Businesses to spend up to USD 1.2 trillion on digital transformation in 2019

Anca Alexe 02/05/2019 | 09:34

The latest Worldwide Semiannual Digital Transformation Spending Guide released by the International Data Corporation (IDC) shows that companies around the world are making major investments in technologies and services that enable the digital transformation (DX) of their business models, products and services. Global DX spending is forecast to reach USD 1.18 trillion in 2019, an increase of 17.9 percent over 2018.

Over the next four years, DX technology investments are expected to exceed USD 6 trillion, according to IDC program vice president Eileen Smith. “Strong DX technology investment growth is forecast across all sectors, ranging between 15 and 20 percent, with the financial sector forecast to be the fastest with a compound annual growth rate (CAGR) of 20.4 percent between 2017 and 2022.”

The industries that will invest the most in digital transformation in 2019 are discrete manufacturing (USD 221.6 billion) and process manufacturing (USD 124.5 billion). The top priority for DX spending for both industries will be smart manufacturing, followed by autonomic operations, manufacturing operations, and quality.

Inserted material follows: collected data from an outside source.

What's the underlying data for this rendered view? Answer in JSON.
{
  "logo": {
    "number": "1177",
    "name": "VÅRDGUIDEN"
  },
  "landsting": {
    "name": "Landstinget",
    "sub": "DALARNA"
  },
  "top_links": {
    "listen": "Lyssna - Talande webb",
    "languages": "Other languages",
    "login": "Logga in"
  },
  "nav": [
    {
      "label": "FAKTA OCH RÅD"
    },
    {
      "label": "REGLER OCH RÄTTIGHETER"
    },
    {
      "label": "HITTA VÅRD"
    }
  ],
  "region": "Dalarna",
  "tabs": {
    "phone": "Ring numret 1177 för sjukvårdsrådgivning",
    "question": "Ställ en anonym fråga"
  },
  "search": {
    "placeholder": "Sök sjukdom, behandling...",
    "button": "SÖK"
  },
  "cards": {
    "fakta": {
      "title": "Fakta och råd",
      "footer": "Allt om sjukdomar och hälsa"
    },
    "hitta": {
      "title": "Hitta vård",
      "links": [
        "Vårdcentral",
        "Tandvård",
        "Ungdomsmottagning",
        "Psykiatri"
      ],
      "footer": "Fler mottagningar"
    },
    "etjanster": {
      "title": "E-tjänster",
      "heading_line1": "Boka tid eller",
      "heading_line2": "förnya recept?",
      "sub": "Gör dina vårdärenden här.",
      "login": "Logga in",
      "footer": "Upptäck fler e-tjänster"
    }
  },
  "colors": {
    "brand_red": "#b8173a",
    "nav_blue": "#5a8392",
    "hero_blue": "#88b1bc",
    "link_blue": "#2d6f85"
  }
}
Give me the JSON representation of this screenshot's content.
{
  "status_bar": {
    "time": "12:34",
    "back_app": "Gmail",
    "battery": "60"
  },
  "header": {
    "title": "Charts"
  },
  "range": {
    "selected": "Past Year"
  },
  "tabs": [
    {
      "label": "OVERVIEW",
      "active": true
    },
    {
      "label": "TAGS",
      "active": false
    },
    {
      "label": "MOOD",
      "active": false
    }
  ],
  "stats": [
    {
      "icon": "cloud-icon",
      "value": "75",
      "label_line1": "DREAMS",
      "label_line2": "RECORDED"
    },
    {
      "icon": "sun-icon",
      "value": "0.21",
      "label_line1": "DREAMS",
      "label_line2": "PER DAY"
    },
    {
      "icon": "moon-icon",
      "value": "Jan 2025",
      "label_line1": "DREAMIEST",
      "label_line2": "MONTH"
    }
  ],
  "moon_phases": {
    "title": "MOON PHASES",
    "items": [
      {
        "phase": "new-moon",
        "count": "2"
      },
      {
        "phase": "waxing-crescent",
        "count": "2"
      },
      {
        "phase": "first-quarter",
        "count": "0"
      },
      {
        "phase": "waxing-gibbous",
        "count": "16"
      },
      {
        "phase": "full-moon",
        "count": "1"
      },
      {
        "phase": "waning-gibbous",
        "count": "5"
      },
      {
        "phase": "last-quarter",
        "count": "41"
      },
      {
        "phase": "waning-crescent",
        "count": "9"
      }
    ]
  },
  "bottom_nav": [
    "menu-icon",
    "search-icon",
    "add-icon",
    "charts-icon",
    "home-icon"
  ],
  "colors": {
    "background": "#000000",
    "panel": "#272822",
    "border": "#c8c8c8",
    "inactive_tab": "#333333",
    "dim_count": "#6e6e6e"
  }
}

The next largest industry by DX investment in 2019 will be retail, followed closely by transportation and professional services, all of which will pursue a mix of priorities from omni-channel commerce to digital supply chain optimization and facility management.

DX use cases – efforts made to support a programme objective – that will see the largest investments in 2019 will be autonomic operations (USD 52 billion), robotic manufacturing (USD 45 billion), freight management (USD 41 billion), and root cause (USD 35 billion).

Other use cases with investments above USD 20 billion in 2019 will include self-healing assets and augmented maintenance, intelligent and predictive grid management for electricity, and quality and compliance.

“Digital transformation is quickly becoming the largest driver of new technology investments and projects among businesses,” said Craig Simpson, research manager with IDC’s Customer Insights & Analysis group. “It is already clear from our research that the businesses which have invested heavily in DX over the last 2-3 years are already reaping the rewards in terms of faster revenue growth and stronger net profits compared to businesses lagging in DX initiatives and investments.”

Geographically, the US and China will be the largest spenders in DX, with more than half of the total for 2019.